La question des retraites continue de cristalliser les tensions, six mois après l’adoption d’une loi censée apaiser les esprits. Selon Ouest France, le décret d’application permettant à certaines mères de famille de bénéficier de trimestres supplémentaires dans le cadre de la carrière longue n’a toujours pas été publié, malgré l’échéance fixée au 1er septembre 2026. Une situation qui alimente l’anxiété des principales concernées, alors que le calendrier légal se précise.

Ce qu'il faut retenir

  • Une loi votée fin 2025 accorde deux trimestres supplémentaires aux mères de famille éligibles à la carrière longue, mais son décret d’application reste introuvable.
  • Ces trimestres comptent pour le calcul de la retraite, avec une entrée en vigueur prévue au 1er septembre 2026.
  • Les bénéficiaires potentielles, majoritairement des femmes, subissent une attente « anxiogène », selon les termes d’un collectif qui les représente.
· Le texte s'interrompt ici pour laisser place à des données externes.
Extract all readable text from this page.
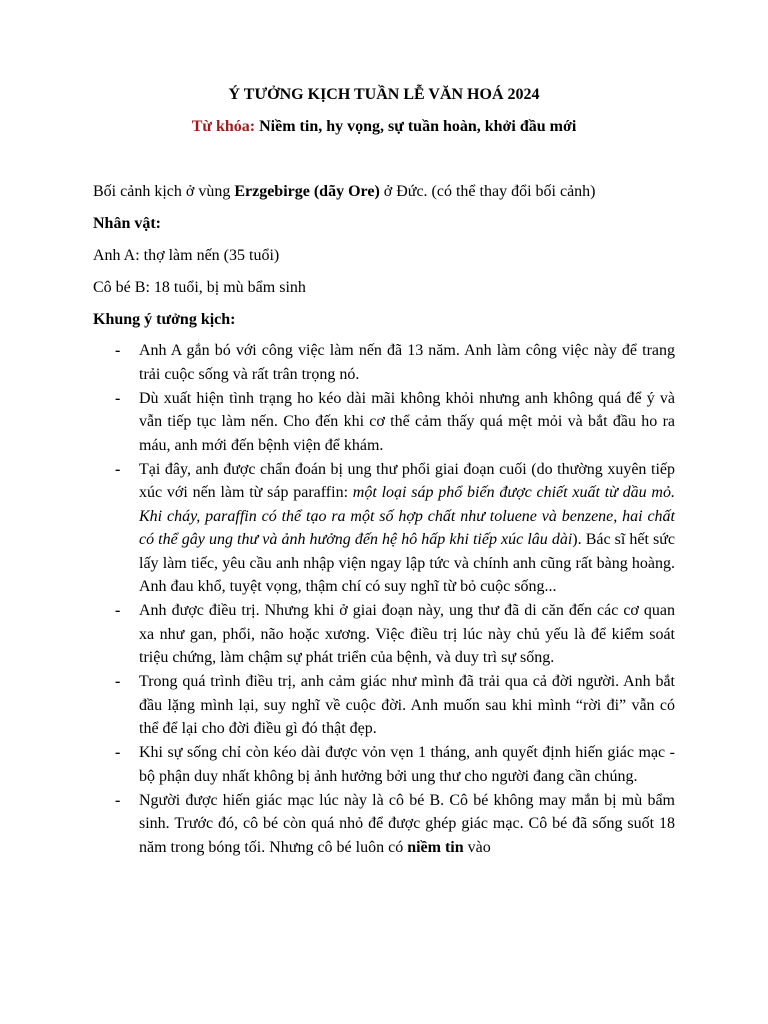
Ý TƯỞNG KỊCH TUẦN LỄ VĂN HOÁ 2024
Từ khóa: Niềm tin, hy vọng, sự tuần hoàn, khởi đầu mới

Bối cảnh kịch ở vùng Erzgebirge (dãy Ore) ở Đức. (có thể thay đổi bối cảnh)

Nhân vật:

Anh A: thợ làm nến (35 tuổi)

Cô bé B: 18 tuổi, bị mù bẩm sinh

Khung ý tưởng kịch:

- Anh A gắn bó với công việc làm nến đã 13 năm. Anh làm công việc này để trang trải cuộc sống và rất trân trọng nó.
- Dù xuất hiện tình trạng ho kéo dài mãi không khỏi nhưng anh không quá để ý và vẫn tiếp tục làm nến. Cho đến khi cơ thể cảm thấy quá mệt mỏi và bắt đầu ho ra máu, anh mới đến bệnh viện để khám.
- Tại đây, anh được chẩn đoán bị ung thư phổi giai đoạn cuối (do thường xuyên tiếp xúc với nến làm từ sáp paraffin: một loại sáp phổ biến được chiết xuất từ dầu mỏ. Khi cháy, paraffin có thể tạo ra một số hợp chất như toluene và benzene, hai chất có thể gây ung thư và ảnh hưởng đến hệ hô hấp khi tiếp xúc lâu dài). Bác sĩ hết sức lấy làm tiếc, yêu cầu anh nhập viện ngay lập tức và chính anh cũng rất bàng hoàng. Anh đau khổ, tuyệt vọng, thậm chí có suy nghĩ từ bỏ cuộc sống...
- Anh được điều trị. Nhưng khi ở giai đoạn này, ung thư đã di căn đến các cơ quan xa như gan, phổi, não hoặc xương. Việc điều trị lúc này chủ yếu là để kiểm soát triệu chứng, làm chậm sự phát triển của bệnh, và duy trì sự sống.
- Trong quá trình điều trị, anh cảm giác như mình đã trải qua cả đời người. Anh bắt đầu lặng mình lại, suy nghĩ về cuộc đời. Anh muốn sau khi mình “rời đi” vẫn có thể để lại cho đời điều gì đó thật đẹp.
- Khi sự sống chỉ còn kéo dài được vỏn vẹn 1 tháng, anh quyết định hiến giác mạc - bộ phận duy nhất không bị ảnh hưởng bởi ung thư cho người đang cần chúng.
- Người được hiến giác mạc lúc này là cô bé B. Cô bé không may mắn bị mù bẩm sinh. Trước đó, cô bé còn quá nhỏ để được ghép giác mạc. Cô bé đã sống suốt 18 năm trong bóng tối. Nhưng cô bé luôn có niềm tin vào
Une promesse législative en suspens

Adoptée à la fin de l’année 2025, la loi suspendant partiellement la réforme des retraites prévoyait une mesure spécifique pour les mères de famille ayant commencé leur carrière tôt. « Cette attente est anxiogène », a souligné une porte-parole du collectif « Mères en colère », interrogée par Ouest France. L’absence de décret signifie que les droits ne peuvent pas encore être officiellement reconnus, alors que le délai se réduit.

Le texte initial visait à corriger certaines inégalités liées à la carrière longue, en permettant à ces femmes de valider deux trimestres supplémentaires pour leur retraite. Pourtant, sans publication du décret, ces trimestres ne pourront pas être intégrés dans le calcul de leur pension, même si la loi est censée s’appliquer rétroactivement à compter du 1er septembre 2026.

Un calendrier sous tension

Le calendrier fixé par la loi est strict : le décret devait être publié plusieurs mois avant l’entrée en vigueur des nouvelles dispositions, afin de permettre aux caisses de retraite de s’adapter. Or, à moins de deux mois de l’échéance, rien n’indique que le texte sera prêt à temps. « On marche sur des œufs », a confié un haut fonctionnaire du ministère des Solidarités, sous couvert d’anonymat, à Ouest France. Le risque ? Que les bénéficiaires potentielles se retrouvent dans une situation de précarité administrative, faute de pouvoir prouver leur éligibilité.

Cette situation n’est pas sans rappeler les difficultés rencontrées lors de précédentes réformes, où des retards similaires avaient entraîné des contentieux entre assurés et caisses de retraite. Les syndicats, comme la CFDT, ont déjà tiré la sonnette d’alarme, rappelant que « l’incertitude juridique ne fait que renforcer l’injustice » pour les femmes concernées.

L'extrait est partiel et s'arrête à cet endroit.